Schwarz bleibt also nur, das Opferangebot im zweiten Zug anzunehmen, 2.-,fxg4. Dieser Bauer verstellt die g-Linie, so dass der weiße König bei Umwandlung des g-Bauern dauerhaft vor einem Schachgebot geschützt ist. Nun stellt 3.Tb7! die echte Drohung 4.Te7# auf (nicht 3.Tb8?, was Schwarz die Königsflucht 3.-,Ke6 gestatten würde).

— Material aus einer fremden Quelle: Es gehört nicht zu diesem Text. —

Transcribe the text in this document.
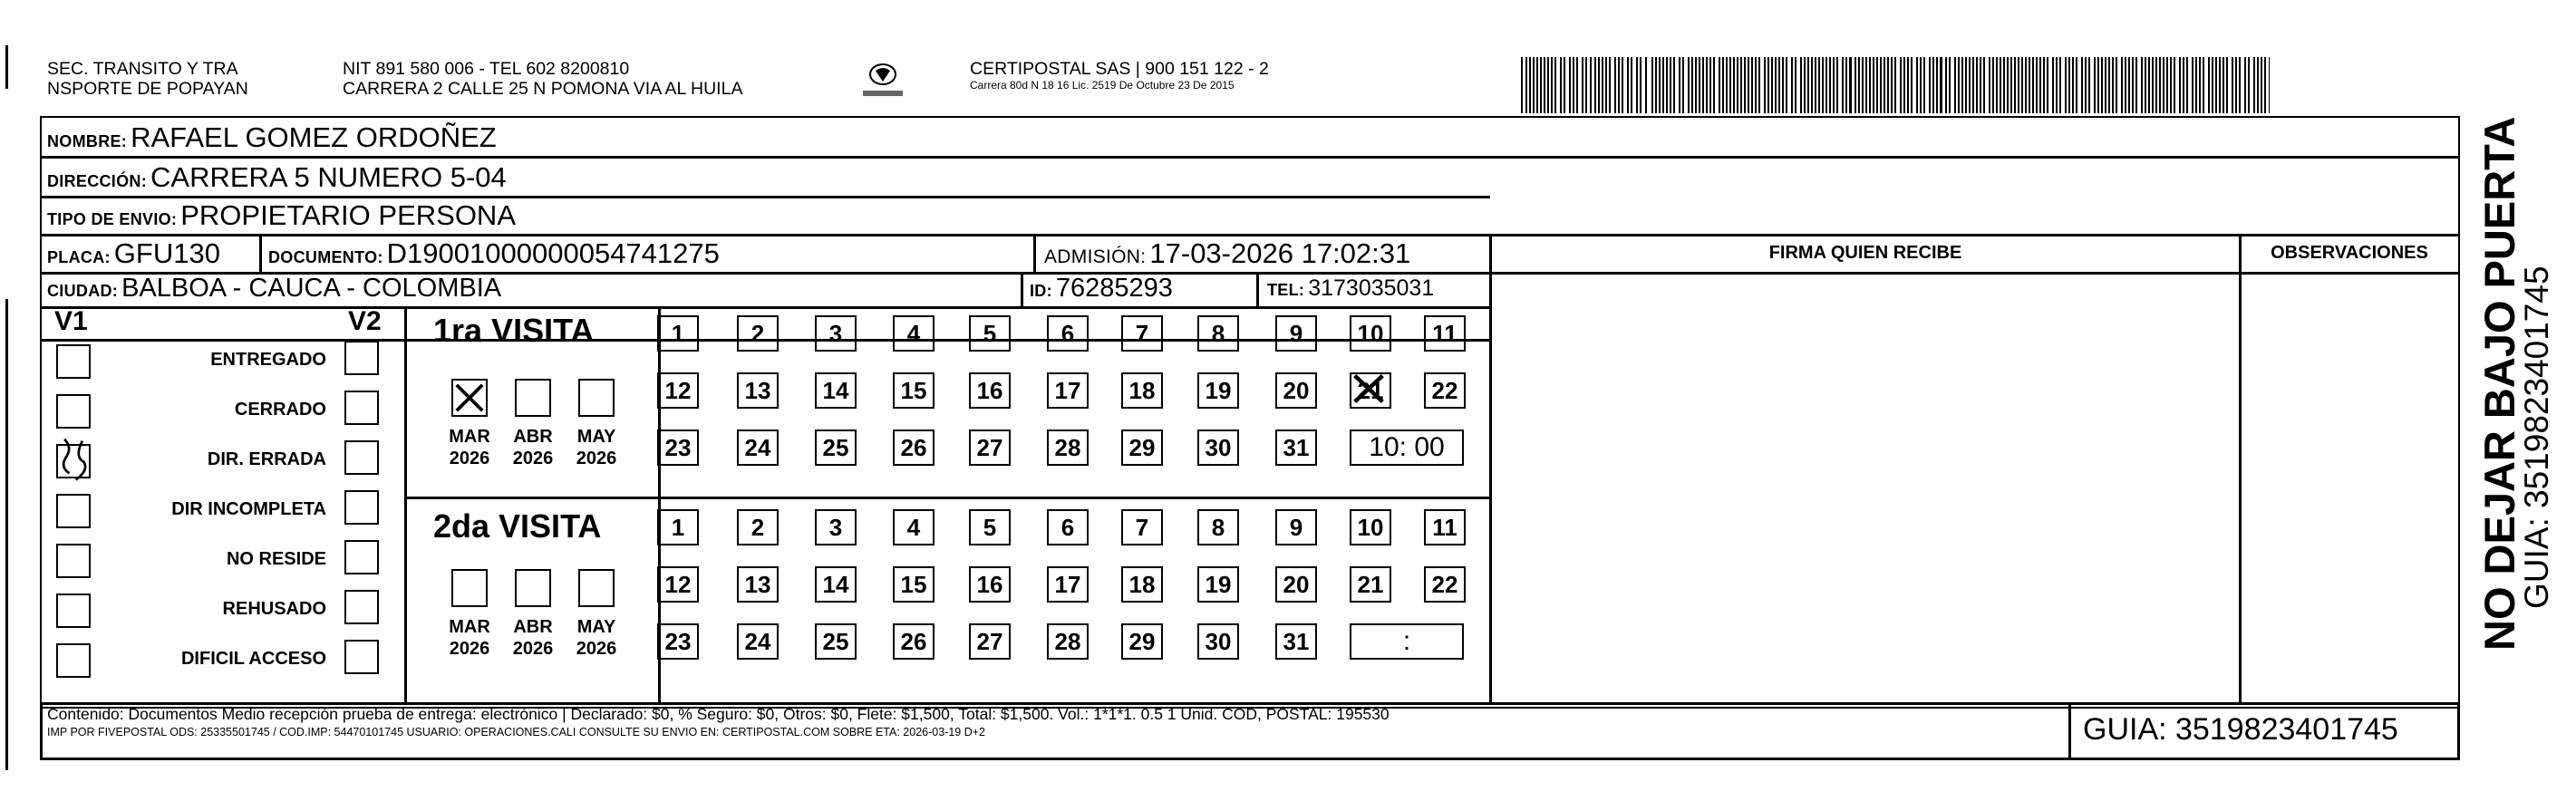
SEC. TRANSITO Y TRA
NSPORTE DE POPAYAN
NIT 891 580 006 - TEL 602 8200810
CARRERA 2 CALLE 25 N POMONA VIA AL HUILA
CERTIPOSTAL SAS | 900 151 122 - 2
Carrera 80d N 18 16 Lic. 2519 De Octubre 23 De 2015
FIRMA QUIEN RECIBE	OBSERVACIONES
NOMBRE: RAFAEL GOMEZ ORDOÑEZ
DIRECCIÓN: CARRERA 5 NUMERO 5-04
TIPO DE ENVIO: PROPIETARIO PERSONA
PLACA: GFU130	DOCUMENTO: D19001000000054741275	ADMISIÓN: 17-03-2026 17:02:31
CIUDAD: BALBOA - CAUCA - COLOMBIA	ID: 76285293	TEL: 3173035031
V1	V2
ENTREGADO
CERRADO
DIR. ERRADA
DIR INCOMPLETA
NO RESIDE
REHUSADO
DIFICIL ACCESO
1ra VISITA
2da VISITA
MAR
2026
ABR
2026
MAY
2026
1	2	3	4	5	6	7	8	9	10	11
12	13	14	15	16	17	18	19	20	21	22
23	24	25	26	27	28	29	30	31	10: 00
MAR
2026
ABR
2026
MAY
2026
1	2	3	4	5	6	7	8	9	10	11
12	13	14	15	16	17	18	19	20	21	22
23	24	25	26	27	28	29	30	31	:
Contenido: Documentos Medio recepción prueba de entrega: electrónico | Declarado: $0, % Seguro: $0, Otros: $0, Flete: $1,500, Total: $1,500. Vol.: 1*1*1. 0.5 1 Unid. COD, POSTAL: 195530
IMP POR FIVEPOSTAL ODS: 25335501745 / COD.IMP: 54470101745 USUARIO: OPERACIONES.CALI CONSULTE SU ENVIO EN: CERTIPOSTAL.COM SOBRE ETA: 2026-03-19 D+2	GUIA: 3519823401745
NO DEJAR BAJO PUERTA
GUIA: 3519823401745
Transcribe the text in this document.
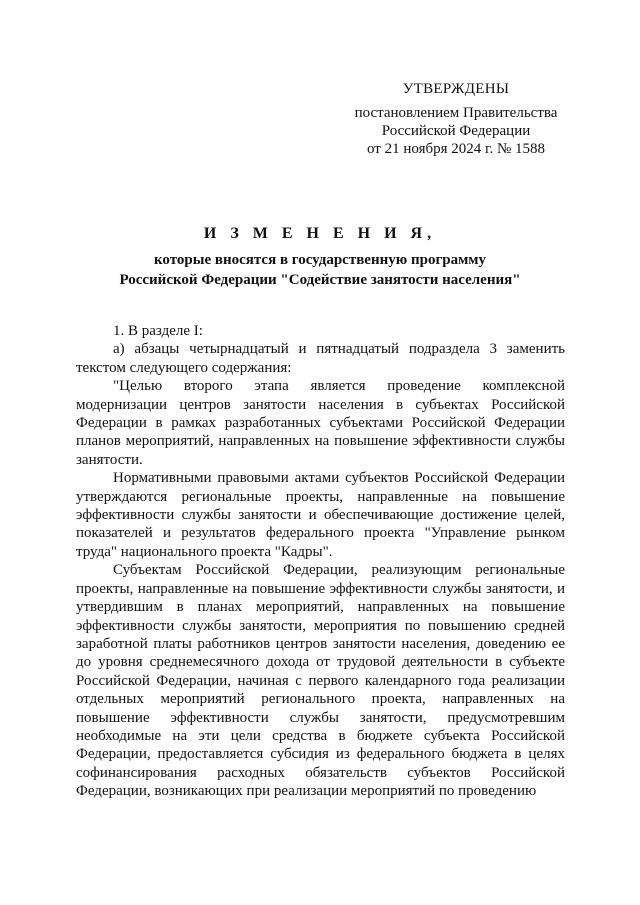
УТВЕРЖДЕНЫ
постановлением Правительства
Российской Федерации
от 21 ноября 2024 г. № 1588
И З М Е Н Е Н И Я,
которые вносятся в государственную программу
Российской Федерации "Содействие занятости населения"

1. В разделе I:

а) абзацы четырнадцатый и пятнадцатый подраздела 3 заменить текстом следующего содержания:

"Целью второго этапа является проведение комплексной модернизации центров занятости населения в субъектах Российской Федерации в рамках разработанных субъектами Российской Федерации планов мероприятий, направленных на повышение эффективности службы занятости.

Нормативными правовыми актами субъектов Российской Федерации утверждаются региональные проекты, направленные на повышение эффективности службы занятости и обеспечивающие достижение целей, показателей и результатов федерального проекта "Управление рынком труда" национального проекта "Кадры".

Субъектам Российской Федерации, реализующим региональные проекты, направленные на повышение эффективности службы занятости, и утвердившим в планах мероприятий, направленных на повышение эффективности службы занятости, мероприятия по повышению средней заработной платы работников центров занятости населения, доведению ее до уровня среднемесячного дохода от трудовой деятельности в субъекте Российской Федерации, начиная с первого календарного года реализации отдельных мероприятий регионального проекта, направленных на повышение эффективности службы занятости, предусмотревшим необходимые на эти цели средства в бюджете субъекта Российской Федерации, предоставляется субсидия из федерального бюджета в целях софинансирования расходных обязательств субъектов Российской Федерации, возникающих при реализации мероприятий по проведению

Das drohende 4.Te7# vermag Schwarz nur durch Königsflucht zu parieren. Hierfür kommen die Felder e4 und f4 (nach 3.-,f3) in Frage. Die Flucht 3.-,Kxe4 findet in 4.Te7+,Kf3 5.Ld1# ihr Ende. Versucht der schwarze König nach 3.-,f3 auf das Feld f4 zu fliehen, so unterbindet Weiß dies mit 4.Lg5. Auf jeden beliebigen schwarzen Zug folgt 5.Te7#, wobei der Bauer f3 nach 4.-,Kxe4 ebenfalls als Fernblock gedient hat.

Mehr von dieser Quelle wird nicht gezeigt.